Она почти всю жизнь прожила в Палаццо Дарио в качестве домоправительницы. Новые владельцы приходили и уходили, а Мария оставалась. Здесь она состарилась, лицо избороздили морщины и только мочки ушей сильно увеличились. У нее была привычка выныривать из темноты палаццо в тот миг, когда ее никто не ждал. Она неожиданно появлялась за спиной у кого-нибудь, будто специально подкрадываясь из темноты, чтобы укусить свою жертву в шею. Довольно пугливый Радомир все время грозил повесить ей колокольчик на шею. И как ей удавалось бесшумно перемещать свое шарообразное тело по коридорам, для всех оставалось загадкой.

Когда Ванда впервые встретила Марию, она не смогла понять ни единого слова из того, что та наговорила. Слова Марии неслись на Ванду, как ураган. Тут дело в диалекте, вначале считала Ванда. Как все венецианцы, Мария говорила на том загадочном языке, из которого каждое следующее столетие вымывались поочередно твердые согласные. На Ванду венецианский диалект производил впечатление детского лопотания. Потом, правда, Ванда заметила, что Марию не понимали и сами венецианцы. Ее никто не понимал. Радомира это не смущало. «Важнее то, что она меня понимает», – говорил он.

В библиотеке второго этажа piano nobile она могла бы увидеть темнокожего слугу Микеля, развалившегося в кресле и листающего «Vogue». Он был втиснут в свою ливрею, как в облачение перед причастием. Воплощая свою венецианскую мечту и обустраивая дворец, Радомир подчеркивал ценность каждой мельчайшей детали и, конечно, не мог допустить, чтобы в его ренессансном дворце на всемирно известном Большом канале не было настоящего венецианского мавра.

– Только не надо филиппинцев, – часто повторял Радомир, – которые не знают, с чего начать, чтобы почистить светильник!

Когда-то Микель приехал из Эфиопии в Италию изучать машиностроение, но был нанят Радомиром в качестве своего рода горничной и забросил учебу. Радомир всегда хвалил благоразумие своего эфиопского слуги. О нет, нет, нет! О том, чтобы силой впихивать его в ливрею, не могло быть и речи. Он, Радомир Радзивилл, убежденный монархист, но не мучитель людей. Микель, конечно же, сам, по собственной доброй воле, решил, что неприлично встречать gentiluomo в джинсах и свитере.

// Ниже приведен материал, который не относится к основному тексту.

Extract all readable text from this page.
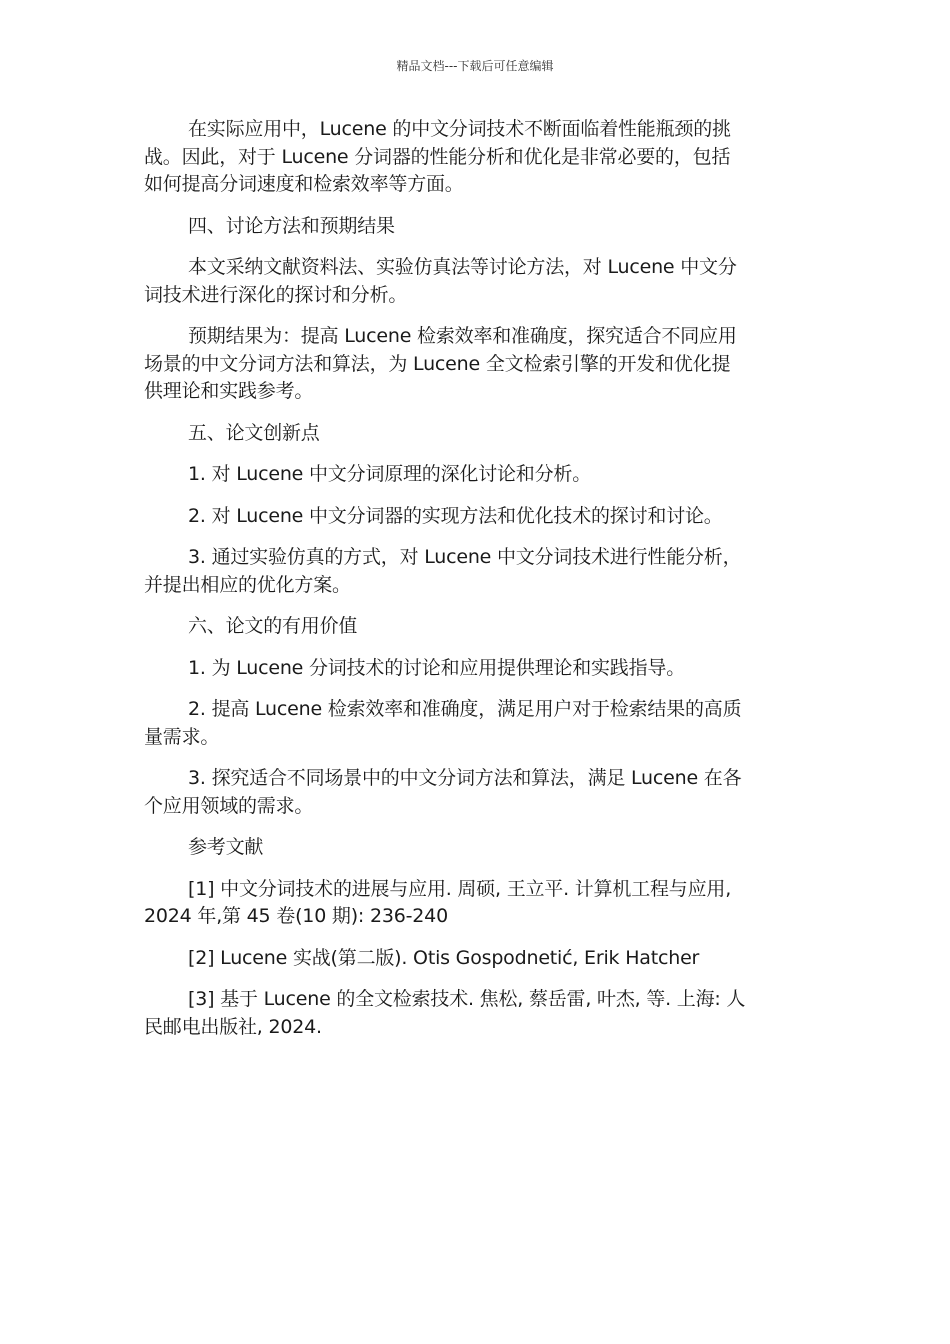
精品文档---下载后可任意编辑

在实际应用中，Lucene 的中文分词技术不断面临着性能瓶颈的挑
战。因此，对于 Lucene 分词器的性能分析和优化是非常必要的，包括
如何提高分词速度和检索效率等方面。

四、讨论方法和预期结果

本文采纳文献资料法、实验仿真法等讨论方法，对 Lucene 中文分
词技术进行深化的探讨和分析。

预期结果为：提高 Lucene 检索效率和准确度，探究适合不同应用
场景的中文分词方法和算法，为 Lucene 全文检索引擎的开发和优化提
供理论和实践参考。

五、论文创新点

1. 对 Lucene 中文分词原理的深化讨论和分析。

2. 对 Lucene 中文分词器的实现方法和优化技术的探讨和讨论。

3. 通过实验仿真的方式，对 Lucene 中文分词技术进行性能分析，
并提出相应的优化方案。

六、论文的有用价值

1. 为 Lucene 分词技术的讨论和应用提供理论和实践指导。

2. 提高 Lucene 检索效率和准确度，满足用户对于检索结果的高质
量需求。

3. 探究适合不同场景中的中文分词方法和算法，满足 Lucene 在各
个应用领域的需求。

参考文献

[1] 中文分词技术的进展与应用. 周硕, 王立平. 计算机工程与应用,
2024 年,第 45 卷(10 期): 236-240

[2] Lucene 实战(第二版). Otis Gospodnetić, Erik Hatcher

[3] 基于 Lucene 的全文检索技术. 焦松, 蔡岳雷, 叶杰, 等. 上海: 人
民邮电出版社, 2024.
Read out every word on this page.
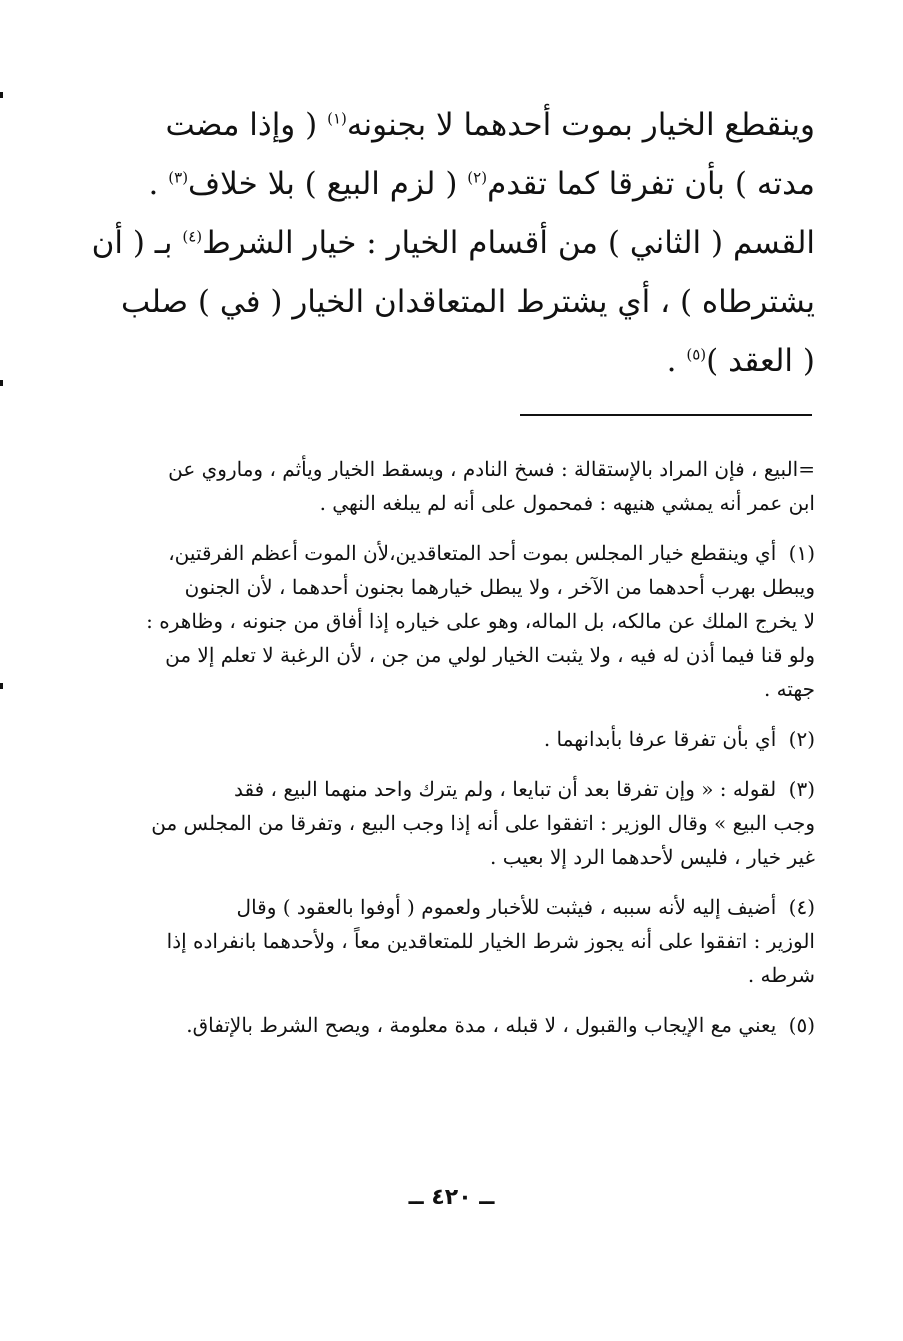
وينقطع الخيار بموت أحدهما لا بجنونه$^{(١)}$ ( وإذا مضت
مدته ) بأن تفرقا كما تقدم$^{(٢)}$ ( لزم البيع ) بلا خلاف$^{(٣)}$ .
القسم ( الثاني ) من أقسام الخيار : خيار الشرط$^{(٤)}$ بـ ( أن
يشترطاه ) ، أي يشترط المتعاقدان الخيار ( في ) صلب
( العقد )$^{(٥)}$ .
=البيع ، فإن المراد بالإستقالة : فسخ النادم ، ويسقط الخيار ويأثم ، وماروي عن
ابن عمر أنه يمشي هنيهه : فمحمول على أنه لم يبلغه النهي .
(١) أي وينقطع خيار المجلس بموت أحد المتعاقدين،لأن الموت أعظم الفرقتين،
ويبطل بهرب أحدهما من الآخر ، ولا يبطل خيارهما بجنون أحدهما ، لأن الجنون
لا يخرج الملك عن مالكه، بل الماله، وهو على خياره إذا أفاق من جنونه ، وظاهره :
ولو قنا فيما أذن له فيه ، ولا يثبت الخيار لولي من جن ، لأن الرغبة لا تعلم إلا من
جهته .
(٢) أي بأن تفرقا عرفا بأبدانهما .
(٣) لقوله : « وإن تفرقا بعد أن تبايعا ، ولم يترك واحد منهما البيع ، فقد
وجب البيع » وقال الوزير : اتفقوا على أنه إذا وجب البيع ، وتفرقا من المجلس من
غير خيار ، فليس لأحدهما الرد إلا بعيب .
(٤) أضيف إليه لأنه سببه ، فيثبت للأخبار ولعموم ( أوفوا بالعقود ) وقال
الوزير : اتفقوا على أنه يجوز شرط الخيار للمتعاقدين معاً ، ولأحدهما بانفراده إذا
شرطه .
(٥) يعني مع الإيجاب والقبول ، لا قبله ، مدة معلومة ، ويصح الشرط بالإتفاق.
ــ ٤٢٠ ــ
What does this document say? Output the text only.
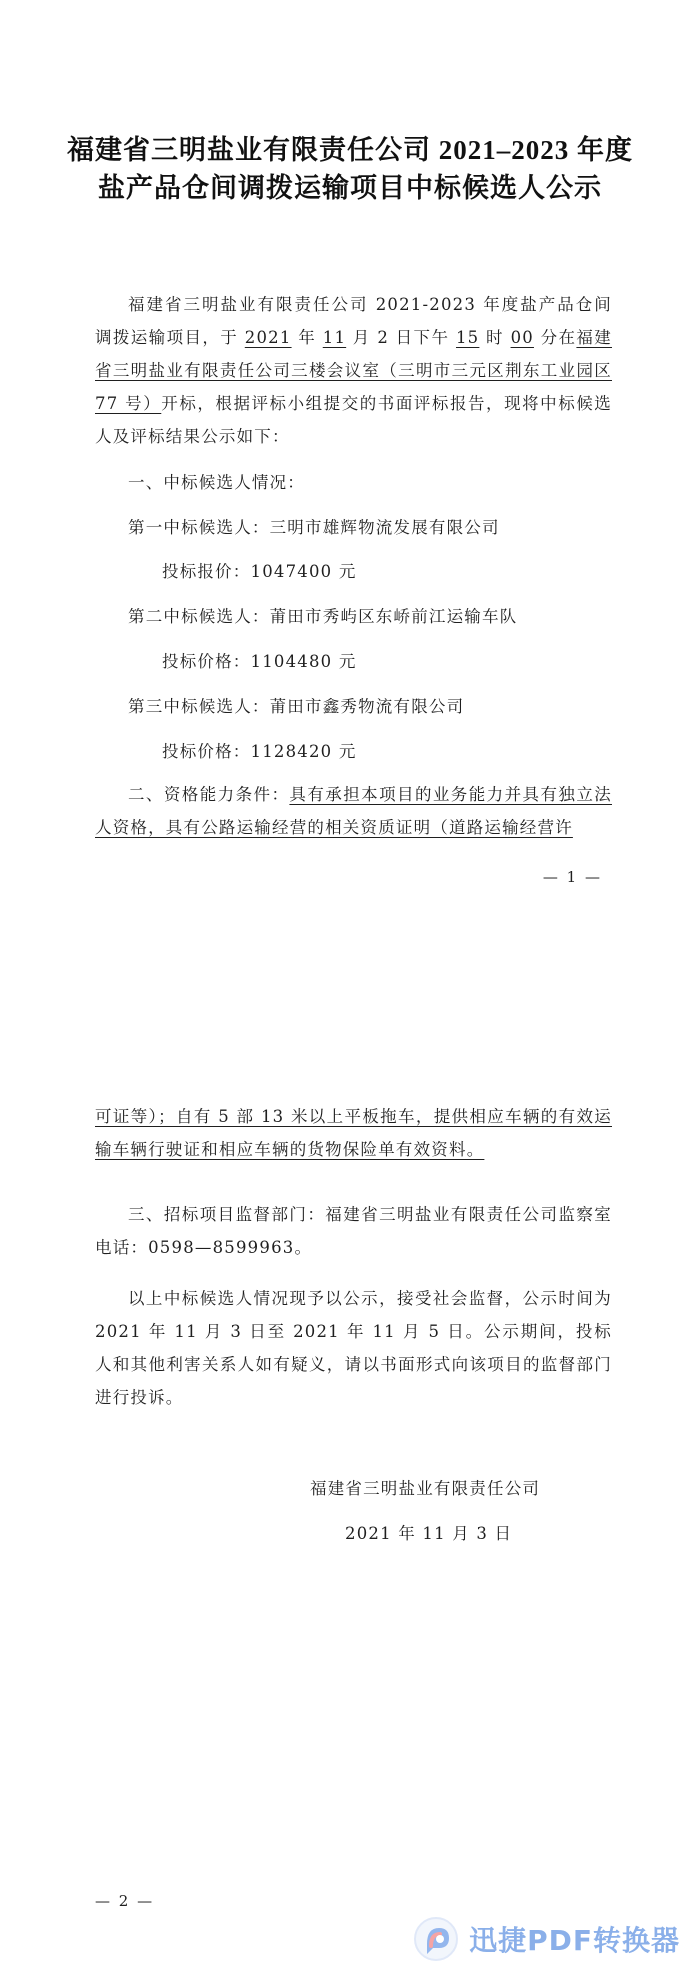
福建省三明盐业有限责任公司 2021–2023 年度
盐产品仓间调拨运输项目中标候选人公示
福建省三明盐业有限责任公司 2021-2023 年度盐产品仓间调拨运输项目，于 2021 年 11 月 2 日下午 15 时 00 分在福建省三明盐业有限责任公司三楼会议室（三明市三元区荆东工业园区 77 号）开标，根据评标小组提交的书面评标报告，现将中标候选人及评标结果公示如下：
一、中标候选人情况：
第一中标候选人：三明市雄辉物流发展有限公司
投标报价：1047400 元
第二中标候选人：莆田市秀屿区东峤前江运输车队
投标价格：1104480 元
第三中标候选人：莆田市鑫秀物流有限公司
投标价格：1128420 元
二、资格能力条件：具有承担本项目的业务能力并具有独立法人资格，具有公路运输经营的相关资质证明（道路运输经营许
— 1 —
可证等）；自有 5 部 13 米以上平板拖车，提供相应车辆的有效运输车辆行驶证和相应车辆的货物保险单有效资料。
三、招标项目监督部门：福建省三明盐业有限责任公司监察室　电话：0598—8599963。
以上中标候选人情况现予以公示，接受社会监督，公示时间为 2021 年 11 月 3 日至 2021 年 11 月 5 日。公示期间，投标人和其他利害关系人如有疑义，请以书面形式向该项目的监督部门进行投诉。
福建省三明盐业有限责任公司
2021 年 11 月 3 日
— 2 —
迅捷PDF转换器
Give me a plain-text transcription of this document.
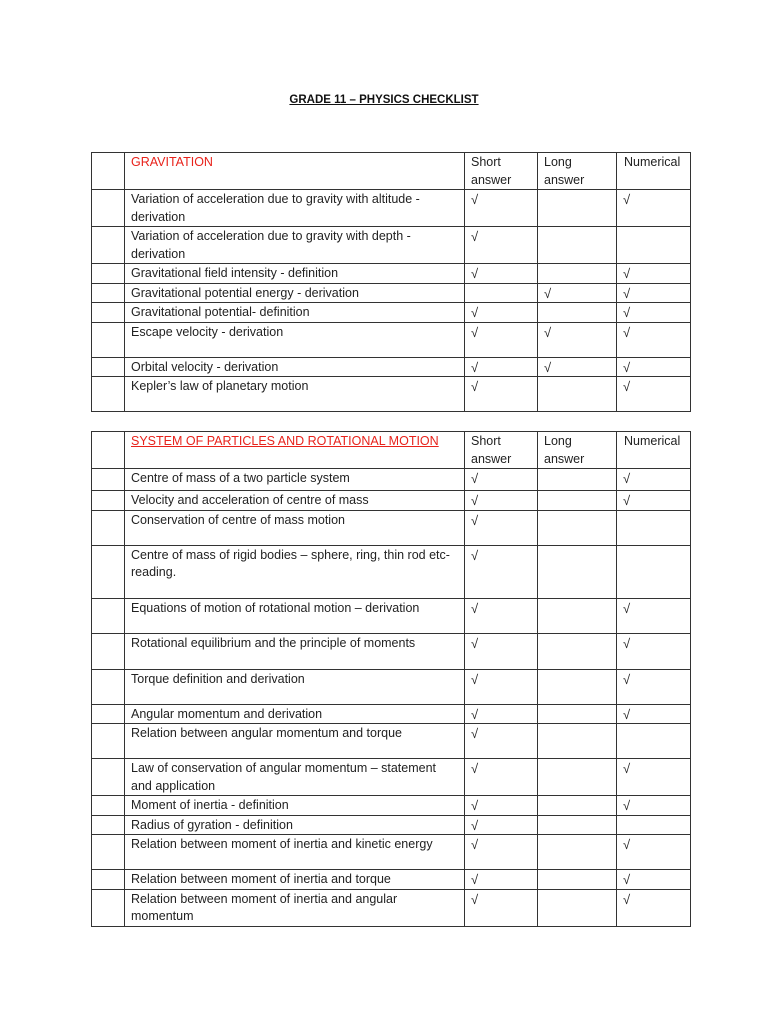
GRADE 11 – PHYSICS CHECKLIST
	GRAVITATION	Short answer	Long answer	Numerical
	Variation of acceleration due to gravity with altitude - derivation	√		√
	Variation of acceleration due to gravity with depth - derivation	√		
	Gravitational field intensity - definition	√		√
	Gravitational potential energy - derivation		√	√
	Gravitational potential- definition	√		√
	Escape velocity - derivation	√	√	√
	Orbital velocity - derivation	√	√	√
	Kepler’s law of planetary motion	√		√
	SYSTEM OF PARTICLES AND ROTATIONAL MOTION	Short answer	Long answer	Numerical
	Centre of mass of a two particle system	√		√
	Velocity and acceleration of centre of mass	√		√
	Conservation of centre of mass motion	√		
	Centre of mass of rigid bodies – sphere, ring, thin rod etc- reading.	√		
	Equations of motion of rotational motion – derivation	√		√
	Rotational equilibrium and the principle of moments	√		√
	Torque definition and derivation	√		√
	Angular momentum and derivation	√		√
	Relation between angular momentum and torque	√		
	Law of conservation of angular momentum – statement and application	√		√
	Moment of inertia - definition	√		√
	Radius of gyration - definition	√		
	Relation between moment of inertia and kinetic energy	√		√
	Relation between moment of inertia and torque	√		√
	Relation between moment of inertia and angular momentum	√		√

Он попросил время подумать, выкурил на кухне сигарету и сам принял решение отныне носить ливрею. В течение нескольких лет Радомир отшлифовал своего лакея по всем правилам: его итальянский был безупречен, включая passato remoto12, его французский impeccable13 (язык королей – поэтому необходимая принадлежность Палаццо Дарио). Микель отвозил Радомира на вечерние собрания и забирал его оттуда, отвечал на телефонные звонки и напоминал хозяину о его встречах. В свой последний приезд Ванда наблюдала, как в Кампо Санта Мария дель Джильо Микель поднял на руки одетого в костюм мандарина дядю и перенес его через лужу, так как бархатные туфли его господина не должны были пострадать. В присутствии Радомира Микель всегда походил на статую Виктора Эммануила. И только когда хозяин был в отъезде, он позволял себе немного расслабиться. Тогда он собирал друзей, продавцов сумок из Сомали, и забивал с ними несколько косячков на кухне у изразцовой печи. Там же играл магнитофон с Бобом Марли, и они выстукивали ритмы его песен на латунных кастрюлях Марии.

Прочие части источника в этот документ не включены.